The U.S. Forest Service has warned it could be mid-July before the fire is fully under control.

A second death was announced Friday by Colorado Springs Police Chief Pete Carey, whose voice broke as he told reporters the body was found in the same gutted home where the first was discovered late Thursday.

Police spokeswoman Barbara Miller told CNN the remains were believed to be those of a couple reported missing by family members.

Police did not identify the couple.

The cause of the fire, which has cost more than $6.9 million to fight, according to estimates posted on InciWeb, is still under investigation. Authorities are investigating reports that an arsonist may be responsible.

The wildfire is one of many fires burning in the West right now — including in Idaho, Wyoming and Utah — that are straining firefighting resources.

But the effort to tame the flames in Colorado got a boost Friday from the military, which is deploying eight of the U.S. Forest Service’s Modular Airborne Firefighting Systems aboard C-130 aircraft. The systems will drop retardant on the Waldo Canyon Fire as well as other wildfires still burning in Colorado.

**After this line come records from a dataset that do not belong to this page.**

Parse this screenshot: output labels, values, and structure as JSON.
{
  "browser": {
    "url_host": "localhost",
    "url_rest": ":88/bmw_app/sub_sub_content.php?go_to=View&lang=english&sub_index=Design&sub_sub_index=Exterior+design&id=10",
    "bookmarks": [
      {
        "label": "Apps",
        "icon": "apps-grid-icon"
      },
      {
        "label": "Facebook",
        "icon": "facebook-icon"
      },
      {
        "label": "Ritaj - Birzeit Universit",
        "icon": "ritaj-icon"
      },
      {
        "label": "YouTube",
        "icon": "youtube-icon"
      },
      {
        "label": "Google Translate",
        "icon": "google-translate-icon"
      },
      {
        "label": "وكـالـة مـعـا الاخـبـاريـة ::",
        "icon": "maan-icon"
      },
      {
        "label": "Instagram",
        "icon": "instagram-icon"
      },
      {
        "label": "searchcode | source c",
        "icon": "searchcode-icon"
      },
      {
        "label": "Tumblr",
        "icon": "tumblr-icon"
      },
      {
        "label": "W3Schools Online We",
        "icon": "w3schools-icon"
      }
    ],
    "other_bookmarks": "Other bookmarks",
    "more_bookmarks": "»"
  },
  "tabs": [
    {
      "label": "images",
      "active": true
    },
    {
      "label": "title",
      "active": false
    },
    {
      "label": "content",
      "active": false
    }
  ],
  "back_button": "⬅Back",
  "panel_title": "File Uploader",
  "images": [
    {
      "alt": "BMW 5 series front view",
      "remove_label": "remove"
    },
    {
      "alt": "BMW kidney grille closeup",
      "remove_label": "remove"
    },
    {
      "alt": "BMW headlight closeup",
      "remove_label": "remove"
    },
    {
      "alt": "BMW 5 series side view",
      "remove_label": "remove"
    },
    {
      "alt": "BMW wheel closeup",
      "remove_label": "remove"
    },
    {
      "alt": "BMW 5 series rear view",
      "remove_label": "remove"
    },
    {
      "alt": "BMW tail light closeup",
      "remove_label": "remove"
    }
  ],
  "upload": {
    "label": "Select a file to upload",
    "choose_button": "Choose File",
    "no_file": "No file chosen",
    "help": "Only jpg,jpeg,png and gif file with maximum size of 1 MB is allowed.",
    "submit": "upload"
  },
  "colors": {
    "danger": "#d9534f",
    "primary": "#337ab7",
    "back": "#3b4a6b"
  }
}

A battalion of U.S. Army troops from Fort Carson, Colorado, also began training Friday to fight wildfires.

More than 500 troops are undergoing three days of training, according to Lt. Col. Steven Wollman, a spokesman for the 4th Infantry Division headquartered at the base just south of Colorado Springs.

A decision has not been made whether to send the troops into the Waldo Canyon Fire.

CNN’s Greg Morrison and Dana Ford contributed to this report.